As far as I am concerned, , my most common is Skype, mail, and the Windows Store. For to use this style of application on the desktop, I am not a nuisance but not a habit, and there are not many excellent applications. On the contrary, my liking to the full screen Start menu is very big, the big icon and the color block is more intuitive than the original row's small title Start menu. This problem still exists in use, and Windows Store applications are difficult to collaborate with. By the logic of Windows 8, full screen applications can only be attached to the left or right, and the maximum number of applications that appear at the same time on the screen is very limited in many scenarios.
Stardock launched an application called Modernmix that seems to solve the problem.
This app enables Windows Store-style Full-screen applications to run on a regular desktop in a window. Modernmix can set up a variety of scenarios, such as setting up a Windows Store style application from the Start menu or desktop separately to show what form, window, or full screen can be. You can also display a small control in the upper-right corner of the Windows Store application to toggle state at any time. You can also turn off the flip animation that occurs when Windows Store application is turned on to reduce the sense of Shong in window mode.
After use, found a few minor problems. After a Windows Store application is windowed, it appears in the list of programs that are listed on the left side of the screen, but it still has to be manually closed in the left-hand list after clicking the traditional Close button on the top right corner of the window and dropping the app.

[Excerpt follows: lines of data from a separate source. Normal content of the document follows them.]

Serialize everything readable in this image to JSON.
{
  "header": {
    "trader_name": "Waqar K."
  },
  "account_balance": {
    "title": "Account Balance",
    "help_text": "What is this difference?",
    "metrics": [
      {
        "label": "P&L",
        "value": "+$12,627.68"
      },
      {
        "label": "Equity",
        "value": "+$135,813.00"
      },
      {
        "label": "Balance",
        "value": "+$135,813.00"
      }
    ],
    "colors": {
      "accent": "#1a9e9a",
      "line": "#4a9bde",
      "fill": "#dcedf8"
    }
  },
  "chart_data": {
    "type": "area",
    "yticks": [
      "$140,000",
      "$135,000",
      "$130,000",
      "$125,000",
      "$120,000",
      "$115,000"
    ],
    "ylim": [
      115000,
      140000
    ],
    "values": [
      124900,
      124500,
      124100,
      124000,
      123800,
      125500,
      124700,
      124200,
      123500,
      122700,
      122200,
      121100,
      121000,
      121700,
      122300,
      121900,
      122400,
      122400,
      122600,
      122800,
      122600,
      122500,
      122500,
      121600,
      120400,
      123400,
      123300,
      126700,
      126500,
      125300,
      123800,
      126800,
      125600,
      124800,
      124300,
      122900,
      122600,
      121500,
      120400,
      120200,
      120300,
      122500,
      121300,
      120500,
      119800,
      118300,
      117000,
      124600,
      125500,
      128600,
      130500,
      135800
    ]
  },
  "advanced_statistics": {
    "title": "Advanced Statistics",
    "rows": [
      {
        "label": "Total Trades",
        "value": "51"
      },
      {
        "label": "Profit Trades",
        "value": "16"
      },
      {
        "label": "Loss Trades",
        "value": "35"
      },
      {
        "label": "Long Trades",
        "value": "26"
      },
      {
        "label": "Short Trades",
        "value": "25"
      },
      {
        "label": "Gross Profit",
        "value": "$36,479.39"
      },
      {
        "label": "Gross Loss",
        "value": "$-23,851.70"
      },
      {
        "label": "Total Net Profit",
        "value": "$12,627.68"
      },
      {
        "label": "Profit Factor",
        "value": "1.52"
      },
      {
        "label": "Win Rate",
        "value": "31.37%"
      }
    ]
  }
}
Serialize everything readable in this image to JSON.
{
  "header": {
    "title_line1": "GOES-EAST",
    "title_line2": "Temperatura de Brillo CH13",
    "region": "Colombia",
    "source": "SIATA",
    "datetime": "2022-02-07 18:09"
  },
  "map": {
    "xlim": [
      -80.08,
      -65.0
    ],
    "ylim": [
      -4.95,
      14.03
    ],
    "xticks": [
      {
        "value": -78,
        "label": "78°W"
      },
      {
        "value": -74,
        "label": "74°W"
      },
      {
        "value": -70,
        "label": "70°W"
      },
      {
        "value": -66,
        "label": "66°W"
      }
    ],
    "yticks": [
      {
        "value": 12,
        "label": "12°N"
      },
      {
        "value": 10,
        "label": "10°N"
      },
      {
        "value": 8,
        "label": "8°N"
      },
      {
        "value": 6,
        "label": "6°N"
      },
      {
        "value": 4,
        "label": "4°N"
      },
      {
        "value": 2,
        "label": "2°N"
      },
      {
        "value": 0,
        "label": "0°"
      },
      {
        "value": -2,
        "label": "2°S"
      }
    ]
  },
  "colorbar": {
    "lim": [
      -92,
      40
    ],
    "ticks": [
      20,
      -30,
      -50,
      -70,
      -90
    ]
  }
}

It was just too much for me to suffer from the late stage of "kill process obsessive-compulsive disorder". In addition, after installing Modernmix, click on the top left corner of the screen to quickly switch the application of the animation will also disappear.
But in general, being able to windowing does solve some problems, such as working with multiple applications, such as making up for some of the traditional desktop and full-screen style of fragmentation.
But it seems a little superfluous.
When Windows 8 was launched, the so-called "Metro style" attracted a wide range of grievances, especially the stigma of fragmentation. Experience, in Windows Store applications, since Windows 8 was released to January this year, although the number of applications has grown rapidly to 40,000 balances, growth has declined markedly. And, the number of boutique applications, and a few so-called boutique applications but there is no special bright spot, and even less functional than desktop version, such as Evernote. A few days ago, ZDNet wrote "Five big reasons to tell you that Windows 8 has failed," the Metro/modern evaluation as "ugly and useless", ranked top five reasons. And our previous article also reported that the Windows 8 growth was weak and far less popular than Windows 7.
Look back Modernmix This application, the development of its Stardock also produced a replacement for the Windows 8 Start menu Start8. While users desperately want to go back to the Windows 7 experience, excluding the "Metro/modern" that users want to flee, and the evolution of Windows 8 in desktop experience, it's no wonder that Windows 8 is so unpopular.
It is rumored that the upgraded version of Windows Blue, which is being developed, directly provides the option of Windows Store application windowing, and Microsoft itself realizes that the innovation of full screen application has actually failed?